A Thousand Fires (2021)
Directed by: Saeed Taji Farouky | 90 minutes | documentary
Myanmar oil farmer Ho asked Palestinian-British filmmaker Saeed Taji Farouky what prompted him to travel all the way to the other side of the world to make a film about him. Ho thinks they know each other from a past life. Ho is a Buddhist and believes in reincarnation and karma. The fact that he now has such a hard life as an oil farmer is probably because he hurt someone in a previous life. Ho resigns himself to his fate; he digs a hole and pumps crude oil from the ground with a simmering diesel engine. After days of pumping it will have two or three barrels full.
It doesn’t make him and his family rich, so their hopes are pinned on their son, who has been scouted to play at a football club in town. He does not want to follow the example of father Ho and hardly helps with the maintenance of the machines and pumping up oil. They regularly visit palm readers and spiritual guides to hear about their chances and that of their son. The palm reader advises to go to the temple and make an offering (money) and show their respect to the dragon. In the temple buy a cup with a liquid (dragon food) which they throw into a muddy hole from which gases bubble up. The gas is the breath of the dragon sleeping under the hill, everyone agrees.
Director Farouky uses this evocative fact to dress up the otherwise straightforward documentary style of ‘A Thousand Fires’ (2021) with atmospheric images of scorching fires, mysterious clouds of smoke, writhing snake bodies (dragon scales) and swirling oil. And with those sometimes abstract images, we hear sounds that are played with a lot of delay, such as rumbling thunder under water. It reminds me a bit of ‘Eraserhead’ (1977) by David Lynch. Including the hopelessness and filth. We see close-ups of oily and sweat-stained hands, slippery pipes disappearing into the muddy ground, rusty oil drums, rusty machinery, and above all, oil everywhere. Everything is covered in oil and everything needs constant cleaning: bodies blackened with oil, scooters sticky with greasy dirt, a rusty oil drum being cleaned with brown water from a filthy bucket. An endless cycle of cleaning and getting dirty again. And in the background always the constant chatter of the oil pump.

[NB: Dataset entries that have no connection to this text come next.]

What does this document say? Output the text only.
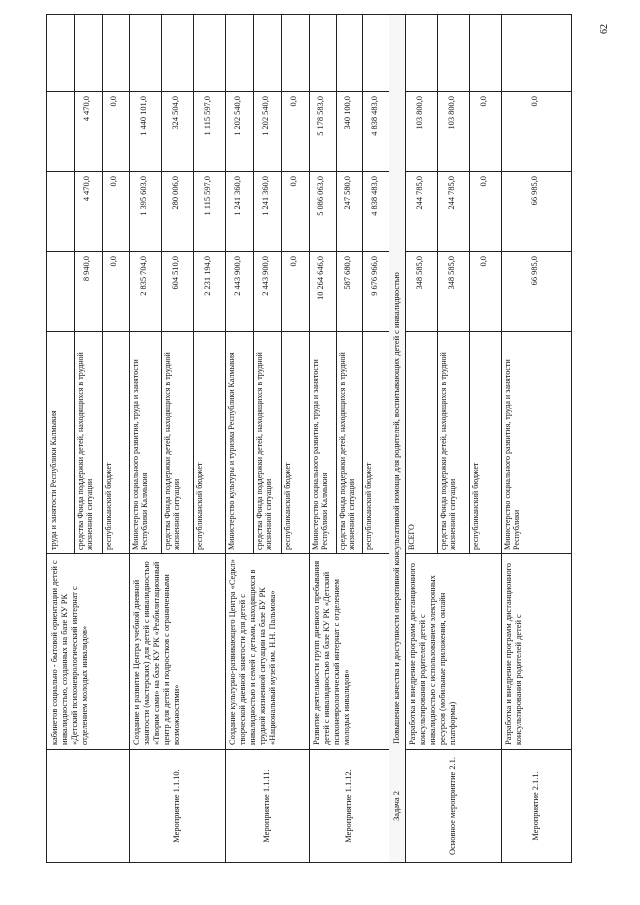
кабинетов социально - бытовой ориентации детей с инвалидностью, созданных на базе КУ РК «Детский психоневрологический интернат с отделением молодых инвалидов»
труда и занятости Республики Калмыкия	средства Фонда поддержки детей, находящихся в трудной жизненной ситуации
8 940,0
4 470,0
4 470,0
республиканский бюджет
0,0
0,0
0,0
Мероприятие 1.1.10.
Создание и развитие Центра учебной дневной занятости (мастерских) для детей с инвалидностью «Творим сами» на базе КУ РК «Реабилитационный центр для детей и подростков с ограниченными возможностями»
Министерство социального развития, труда и занятости Республики Калмыкия
2 835 704,0
1 395 603,0
1 440 101,0
средства Фонда поддержки детей, находящихся в трудной жизненной ситуации
604 510,0
280 006,0
324 504,0
республиканский бюджет
2 231 194,0
1 115 597,0
1 115 597,0
Мероприятие 1.1.11.
Создание культурно-развивающего Центра «Седкл» творческой дневной занятости для детей с инвалидностью и семей с детьми, находящихся в трудной жизненной ситуации на базе БУ РК «Национальный музей им. Н.Н. Пальмова»
Министерство культуры и туризма Республики Калмыкия
2 443 900,0
1 241 360,0
1 202 540,0
средства Фонда поддержки детей, находящихся в трудной жизненной ситуации
2 443 900,0
1 241 360,0
1 202 540,0
республиканский бюджет
0,0
0,0
0,0
Мероприятие 1.1.12.
Развитие деятельности групп дневного пребывания детей с инвалидностью на базе КУ РК «Детский психоневрологический интернат с отделением молодых инвалидов»
Министерство социального развития, труда и занятости Республики Калмыкия
10 264 646,0
5 086 063,0
5 178 583,0
средства Фонда поддержки детей, находящихся в трудной жизненной ситуации
587 680,0
247 580,0
340 100,0
республиканский бюджет
9 676 966,0
4 838 483,0
4 838 483,0
Задача 2
Повышение качества и доступности оперативной консультативной помощи для родителей, воспитывающих детей с инвалидностью
Основное мероприятие 2.1.
Разработка и внедрение программ дистанционного консультирования родителей детей с инвалидностью с использованием электронных ресурсов (мобильные приложения, онлайн платформы)
ВСЕГО
348 585,0
244 785,0
103 800,0
средства Фонда поддержки детей, находящихся в трудной жизненной ситуации
348 585,0
244 785,0
103 800,0
республиканский бюджет
0,0
0,0
0,0
Мероприятие 2.1.1.
Разработка и внедрение программ дистанционного консультирования родителей детей с
Министерство социального развития, труда и занятости Республики
66 985,0
66 985,0
0,0
62
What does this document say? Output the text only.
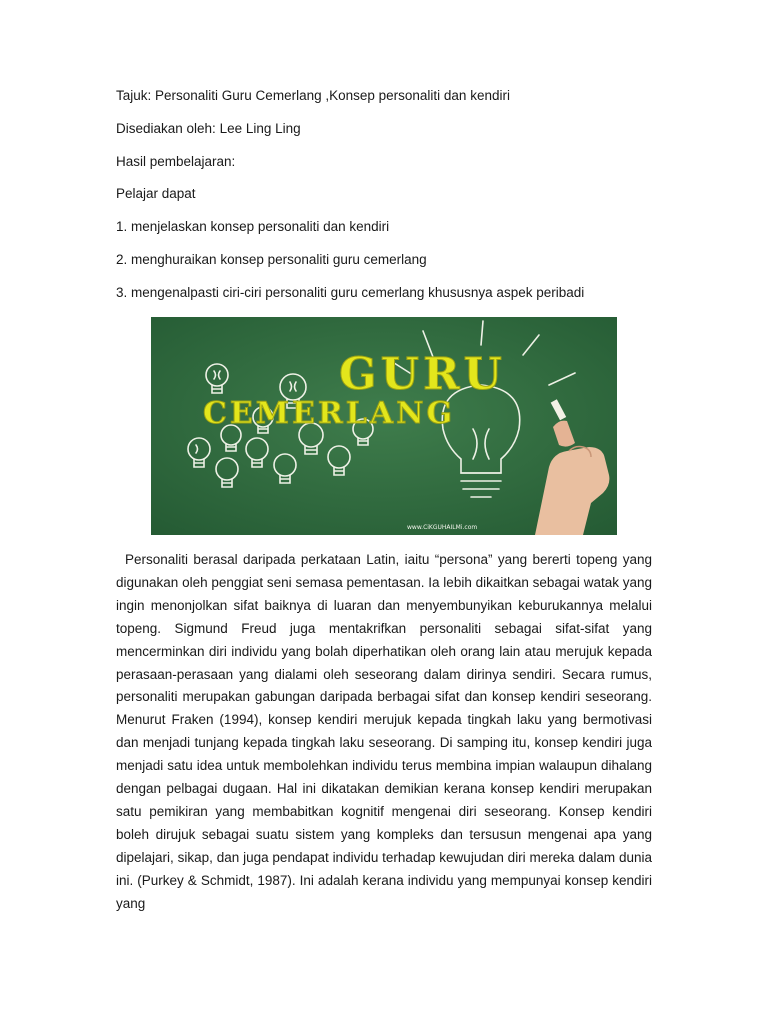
Tajuk: Personaliti Guru Cemerlang ,Konsep personaliti dan kendiri
Disediakan oleh: Lee Ling Ling
Hasil pembelajaran:
Pelajar dapat
1. menjelaskan konsep personaliti dan kendiri
2. menghuraikan konsep personaliti guru cemerlang
3. mengenalpasti ciri-ciri personaliti guru cemerlang khususnya aspek peribadi
GURU
CEMERLANG
www.CiKGUHAILMi.com
Personaliti berasal daripada perkataan Latin, iaitu “persona” yang bererti topeng yang digunakan oleh penggiat seni semasa pementasan. Ia lebih dikaitkan sebagai watak yang ingin menonjolkan sifat baiknya di luaran dan menyembunyikan keburukannya melalui topeng. Sigmund Freud juga mentakrifkan personaliti sebagai sifat-sifat yang mencerminkan diri individu yang bolah diperhatikan oleh orang lain atau merujuk kepada perasaan-perasaan yang dialami oleh seseorang dalam dirinya sendiri. Secara rumus, personaliti merupakan gabungan daripada berbagai sifat dan konsep kendiri seseorang. Menurut Fraken (1994), konsep kendiri merujuk kepada tingkah laku yang bermotivasi dan menjadi tunjang kepada tingkah laku seseorang. Di samping itu, konsep kendiri juga menjadi satu idea untuk membolehkan individu terus membina impian walaupun dihalang dengan pelbagai dugaan. Hal ini dikatakan demikian kerana konsep kendiri merupakan satu pemikiran yang membabitkan kognitif mengenai diri seseorang. Konsep kendiri boleh dirujuk sebagai suatu sistem yang kompleks dan tersusun mengenai apa yang dipelajari, sikap, dan juga pendapat individu terhadap kewujudan diri mereka dalam dunia ini. (Purkey & Schmidt, 1987). Ini adalah kerana individu yang mempunyai konsep kendiri yang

‘A Thousand Fires’ is a beautiful portrait of family relationships and an industry the likes of which we have never seen. Instead of derricks and pumpjacks and an industry that extract millions of barrels of oil a day, we see ordinary people extracting the oil from the ground with their own hands, barely a barrel a day. It’s not glamorous, but at least Ho doesn’t have to get on his knees, like his soccer-playing son, to beg the coach’s forgiveness for a badly played game,
At the end Farouky shows a different side of the story. We see Ho growing vegetables on a green, fresh field, like an ordinary farmer. The oil and filth has given way to clean, fertile soil. Perhaps Farouky is already taking an advance on the better future promised by the dragon.